Monday, June 23, 2008

A Semantic Web Architecture for Advocate Agents to Determine Preferences and Facilitate Decision Making

Today Wolf gave a presentation on the ICEC '08 paper "A Semantic Web Architecture for Advocate Agents to Determine Preferences and Facilitate Decision Making". The paper deals with the architecture of a new kind of autonomous agents.

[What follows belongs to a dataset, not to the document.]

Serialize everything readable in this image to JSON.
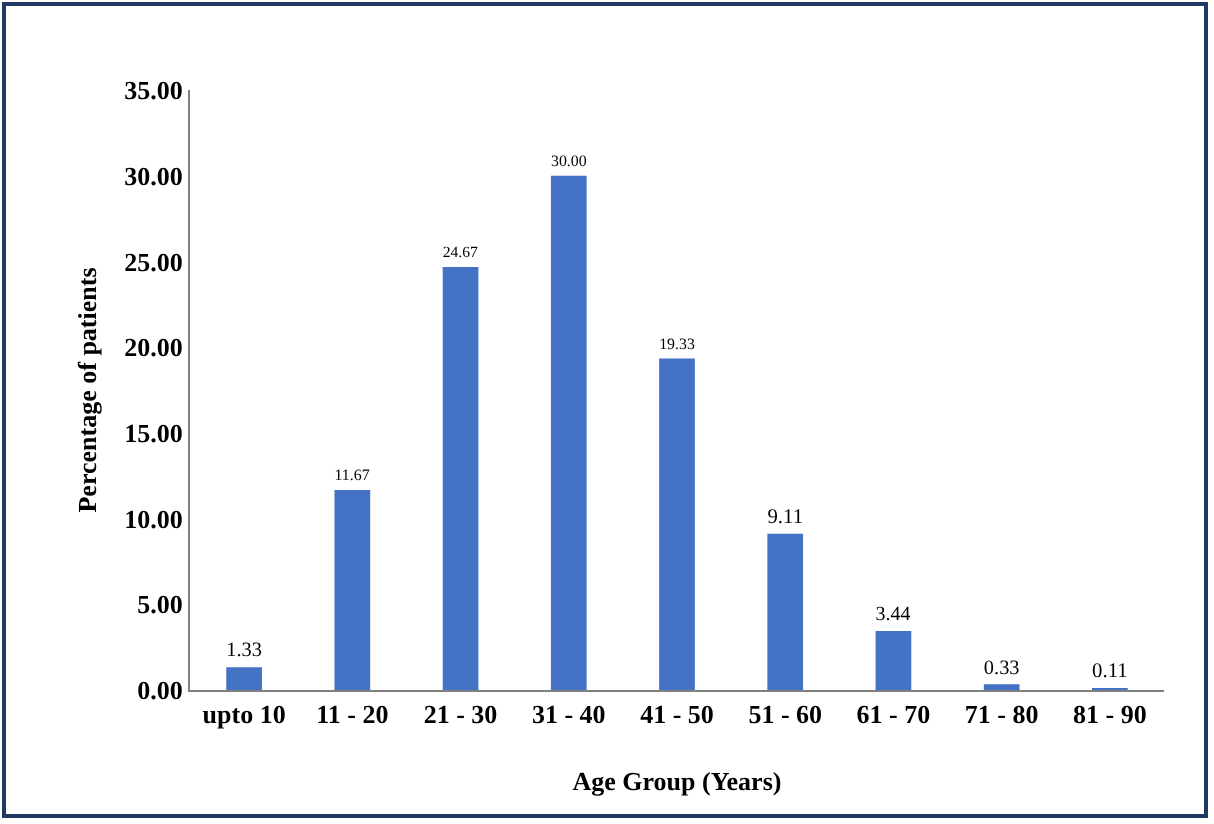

The main motivation of applying these personalized agents is that they can complement the cognitive limitations of the human mind, and therefore facilitate the decision making process to, reduce information overload (bounded rationality), increase work efficiency (i.e. speed up real-time managerial decisions), increase productivity (cost savings and ROI), increase solution (product or service) quality. Besides these tangible benefits, there are also intangible benefits, e.g. greater customer and employee satisfaction. In order to do this, these agents need to work effectively and efficiently with the human user. Meaning that the agent must learn the human user's interests, habits and preferences (as well as those of their communities). In an online retail example, recommendations can be given as to what to buy (product-brokering) and from whom to buy (merchant-brokering), based on customer criteria.

Agents and the human work in a bi-directional way through the interface called: Economic Dashboard.
"You cannot manage what you do not measure"
"What gets watched, gets done."

These statement demonstrate what the Economic Dashboard is, an "Organizational Magnifying Glass" – to focus the work of employees so everyone is going in the same direction! It business people: (1) Monitor, (2) Analyze, (3) Manage, (4) and Communicate and give feedback to the agent.

In order to work with the Economic Dashboard at all of the different organizational levels, these Economic dashboard has three types that relate to Business Intelligence:
Strategic BI: Achieve long-term organizational goals
Tactical BI: Conduct short-term analysis to achieve strategic goals
Operational BI: Provide a decision-making environment that reduces the latency between the time a significant business event happens and the business' ability to react to it.

In order to bring these personalized results, and work with the personalized results in the Economic Dashboard preferences are elicitated. Preference elicitations is the central concept of decision making and is fundamental for the analysis of human choice behavior, since people have different preferences for different roles. There are four methods or preference elicitation: (1) Questionnaire, which define roles, areas, objectives, and tasks; (2) Implicit feedback through user observation through browser extension (Piggy Bank, etc.), (3) Explicit user feedback through economic dashboard, and none intrusive sidebar in browser window, and (4) Business and Social Networks (Professional (intra company e.g. IBM, Linkedin, Plaxo, etc.) Personal (Facebook, Hi5, Hyves, etc.).

These preferences are saved in RDF stores, which allows the best abilities to apply Semantic Web agents.

In conclusion, this paper demonstrates the feasibility of Advocate Agents by presenting an architecture that integrates current technologies, such as Enterprise Service bus, XML, RDF, and machine learning techniques into a unique system and demonstrating that all the components of Advocate Agents can be built from already existing methods and elements.

After the presentation a discussion was held.

Monday, June 16, 2008

Information Dashboard Design

I believe that in a few years that advocate agents will be collective of many highly complex processes running on dozens of distributed systems. The agents "masters" will need to have easy to use tools to quickly scan the resources being consumed by these agents.

I have been doing a great deal of research on information dashboard design in the last few months for a customer.

There are two resource I would like to make sure our group is well aware of:

Inforamtion Dashboard Design by Stephen Few

Performance Dashboards by Wayne Eckerson

These books each take a different approach to dashboard design. The Few book is more in line with the Tufte visualization theory. The Eckerson is more along the line of applying the theory of the balanced scorecard (figureing out what to measure).

To be successful we will need to create high-quality monitoring and feedback tools between complex agents and non-technical users. AA dashboard could be its own sub-project.